When he’s not playing drums with the Rolling Stones — which is most of the time these days — 71-year-old throat cancer survivor Charlie Watts likes to indulge his love of jazz and boogie woogie music.
Both predate rock ‘n’ roll, of course. Both are part of the wellspring that has fed rock music all these years. Think of the largely piano-driven boogie woogie as the blues-based cousin of jazz.
It’s an extreme niche music today, far removed from its heyday in the ‘30s and ‘40s. It’s hard to find, harder to do well.
The late pianist Ian Stewart, who started the Stones with Brian Jones (also dead) in 1962, was an ardent devotee of the music. As a baby band in the early ‘60s, the Stones took its signature piano lines and turned them into Keith Richards’ and Jones’ raw twin-guitar tapestry, quietly propelled by Bill Wyman’s loping bass lines, Watts’ beat-focused stick work and Stewart’s bluesy piano flavoring.
That was a long time ago. The Stones are globe-trotting multimillionaires now. The band’s a lucrative part-time job. When that aging machine isn’t running, Watts turns to other projects to get his ya-ya’s out.
He used to have his own jazz groups, even had a jazz orchestra once.

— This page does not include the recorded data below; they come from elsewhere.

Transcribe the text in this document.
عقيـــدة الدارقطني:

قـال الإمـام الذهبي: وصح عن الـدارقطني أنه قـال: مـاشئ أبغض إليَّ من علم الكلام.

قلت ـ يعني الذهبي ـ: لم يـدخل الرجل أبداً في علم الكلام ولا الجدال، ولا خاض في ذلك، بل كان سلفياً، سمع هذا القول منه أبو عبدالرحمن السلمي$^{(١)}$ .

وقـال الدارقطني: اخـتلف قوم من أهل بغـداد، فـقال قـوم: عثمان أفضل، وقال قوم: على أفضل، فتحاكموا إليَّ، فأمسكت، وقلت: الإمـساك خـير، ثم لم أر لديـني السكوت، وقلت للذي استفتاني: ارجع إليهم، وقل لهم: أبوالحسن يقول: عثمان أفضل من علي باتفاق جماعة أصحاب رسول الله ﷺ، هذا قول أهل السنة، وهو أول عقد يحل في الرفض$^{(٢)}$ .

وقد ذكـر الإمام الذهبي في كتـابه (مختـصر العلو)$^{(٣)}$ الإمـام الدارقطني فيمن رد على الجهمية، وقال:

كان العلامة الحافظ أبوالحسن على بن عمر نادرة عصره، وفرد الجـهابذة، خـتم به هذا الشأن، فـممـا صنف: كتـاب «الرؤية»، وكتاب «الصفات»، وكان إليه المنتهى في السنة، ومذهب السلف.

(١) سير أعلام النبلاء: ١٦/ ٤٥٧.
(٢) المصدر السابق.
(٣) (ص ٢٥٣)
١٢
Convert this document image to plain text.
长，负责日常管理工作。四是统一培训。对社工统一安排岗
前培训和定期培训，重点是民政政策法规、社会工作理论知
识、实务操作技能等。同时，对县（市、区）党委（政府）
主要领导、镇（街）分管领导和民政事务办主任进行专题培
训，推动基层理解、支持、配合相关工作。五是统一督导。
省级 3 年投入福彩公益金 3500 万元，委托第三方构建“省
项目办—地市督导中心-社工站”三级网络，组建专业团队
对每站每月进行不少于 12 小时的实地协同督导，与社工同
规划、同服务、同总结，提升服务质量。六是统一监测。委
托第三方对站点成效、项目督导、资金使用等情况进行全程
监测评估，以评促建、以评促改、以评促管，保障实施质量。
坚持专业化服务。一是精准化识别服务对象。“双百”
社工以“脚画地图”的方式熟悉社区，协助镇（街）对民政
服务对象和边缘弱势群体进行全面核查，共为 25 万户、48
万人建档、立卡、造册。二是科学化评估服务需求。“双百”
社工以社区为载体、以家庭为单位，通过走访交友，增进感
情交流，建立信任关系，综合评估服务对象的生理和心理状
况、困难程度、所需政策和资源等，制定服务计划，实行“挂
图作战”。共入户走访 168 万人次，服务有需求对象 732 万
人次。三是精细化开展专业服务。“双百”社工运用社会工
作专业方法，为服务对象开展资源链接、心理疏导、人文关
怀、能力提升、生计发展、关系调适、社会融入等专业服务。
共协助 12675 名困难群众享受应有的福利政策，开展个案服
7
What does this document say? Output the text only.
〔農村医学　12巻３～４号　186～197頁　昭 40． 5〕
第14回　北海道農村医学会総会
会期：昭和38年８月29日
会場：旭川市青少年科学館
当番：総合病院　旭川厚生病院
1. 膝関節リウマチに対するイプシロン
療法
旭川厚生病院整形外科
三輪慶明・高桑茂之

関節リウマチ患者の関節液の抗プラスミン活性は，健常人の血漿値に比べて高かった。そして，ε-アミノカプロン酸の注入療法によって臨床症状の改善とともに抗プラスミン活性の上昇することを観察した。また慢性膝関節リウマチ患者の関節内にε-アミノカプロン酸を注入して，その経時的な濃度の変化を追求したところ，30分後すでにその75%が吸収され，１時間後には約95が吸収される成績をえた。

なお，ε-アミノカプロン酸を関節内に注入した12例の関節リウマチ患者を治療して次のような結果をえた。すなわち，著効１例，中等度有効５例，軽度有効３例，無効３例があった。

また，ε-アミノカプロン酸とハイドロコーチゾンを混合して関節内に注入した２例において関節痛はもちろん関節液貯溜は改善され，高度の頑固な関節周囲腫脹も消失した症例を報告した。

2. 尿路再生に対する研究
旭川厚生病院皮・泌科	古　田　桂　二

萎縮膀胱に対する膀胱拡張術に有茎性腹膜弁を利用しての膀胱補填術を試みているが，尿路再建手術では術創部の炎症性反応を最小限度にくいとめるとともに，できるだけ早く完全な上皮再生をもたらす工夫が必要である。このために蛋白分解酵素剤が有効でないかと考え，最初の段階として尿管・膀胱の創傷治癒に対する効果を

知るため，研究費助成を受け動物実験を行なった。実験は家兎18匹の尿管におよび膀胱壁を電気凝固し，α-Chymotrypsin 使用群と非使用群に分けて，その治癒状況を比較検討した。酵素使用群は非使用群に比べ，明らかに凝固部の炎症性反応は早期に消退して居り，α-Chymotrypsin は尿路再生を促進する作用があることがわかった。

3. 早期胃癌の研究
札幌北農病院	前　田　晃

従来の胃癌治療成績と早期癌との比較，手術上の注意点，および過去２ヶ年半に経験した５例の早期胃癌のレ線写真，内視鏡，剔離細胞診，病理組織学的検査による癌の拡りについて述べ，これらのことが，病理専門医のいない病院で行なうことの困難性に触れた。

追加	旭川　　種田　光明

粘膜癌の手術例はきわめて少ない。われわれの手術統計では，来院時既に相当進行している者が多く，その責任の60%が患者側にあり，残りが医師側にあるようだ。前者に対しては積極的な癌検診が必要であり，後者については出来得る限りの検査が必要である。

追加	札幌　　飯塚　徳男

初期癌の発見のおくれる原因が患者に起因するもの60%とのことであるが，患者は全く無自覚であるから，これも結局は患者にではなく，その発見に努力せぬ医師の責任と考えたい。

But since the Stones’ last performed in 2007, he’s taken up residence with a quartet known as the ABC&D of Boogie Woogie. The group takes its no-frills name from the first names of its four players — German pianist Axel Zwingenberger, British pianist (and Stewart disciple) Ben Waters, Watts and acoustic bassist Dave Green.
They performed exclusively in Europe until Thursday, when the group played New York’s Lincoln Center, followed by a four-show run at New York’s Iridium nightclub — where former Stones guitarist Mick Taylor played a few weeks ago — that ended Monday.
The band released its first album, “Live in Paris,” released last week on Eagle Records, which distributes a lot of the Stones’ side projects and videos in the States. It is in keeping with Watts’ other sans Stones affairs — simple, low-key, low-budget, club-level and highly fun.
It is, in essence, both an invigorating update and lively run through the history of a style that has been marginalized but remains a pervasive influence on so much that is popular in music today.
All too often the problem with modern-day advocates of old root musics tend to be more reverential than innovative. They regurgitate it. They don’t add anything to it.
That’s not the case with the ABCD guys. They’re reverential all right, but, aside from Waters’ unimpressive vocals here and there, they also treat this music as a living, breathing organism, not a museum piece. Just listen to the way they swing on Leroy Carr’s “Low Down Dog Blues” and you’ll know what I mean.
They reclaim the piano as the central instrument of boogie woogie, but use a two-piano format in much the same way that Richards and Jones (and, later, Mick Taylor and Ron Wood) did within the Stones, weaving around each other like punching-and-jabbing boxers.
Zwingenberger is a smooth player with a light touch, using his nimble subtlety to great jazz-like effect on “Street Market Drag,” one of seven originals on the 11-track album. He works well in tandem with Waters, the rawer-sounding of the two, on instrumentals like opener “Bonsoir Boogie!,” which they wrote together, and another original, “Blues Des Lombards,” named for the Parisian club where this was recorded in 2010.
The combo has the improvisational instincts of a jazz band that’s fixated on the dance side of blues music. Their selection of covers ranges from blues to early rock 'n' roll to Dr. John's voodoo boogie.
Watts has never been one to hog the spotlight, but he’s the silent star here, not just because of his high-wattage affiliation. Taking his cues from the great jazz drummers of the ‘30s, ‘40s and ‘50s, he knows his is a subordinate role. Besides, he’s busy throwing coal in the engine with Green, whose long, bouncing bass lines are reminiscent on Wyman’s.
Watts stands out in his own inimitable way, especially on what amounts to a showcase, for him, “More Sympathy for the Drummer.” It’s one of several tracks (including “Encore Stomp”) where the band summons its collective firepower and cuts loose, Watts using his snare drum and more cymbal splashes than usual to earn the tune’s inside-joke title.
There are plenty inspired covers here, too, including the W.C. Handy standard “St. Louis Blues” and “Down the Road a Piece,” a boogie-woogie classic from 1940 that the Stones recorded in the mid-’60s (it’s a good example of how they extrapolated the piano lines to guitar).
The Stones played their first gig as the Rollin’ Stones in London in July 1962. Wyman joined five months later. Watts signed on in January 1963. It’s still unclear just how they’re going to celebrate that as a band, though a 2013 tour is looking more and more likely.
“Live in Paris” strongly supports the belief that no matter how, if or when these senior citizens tour to commemorate that milestone, the ever-classy Charlie Watts will just keep playing the music he loves — with or without the rock ‘n’ roll circus.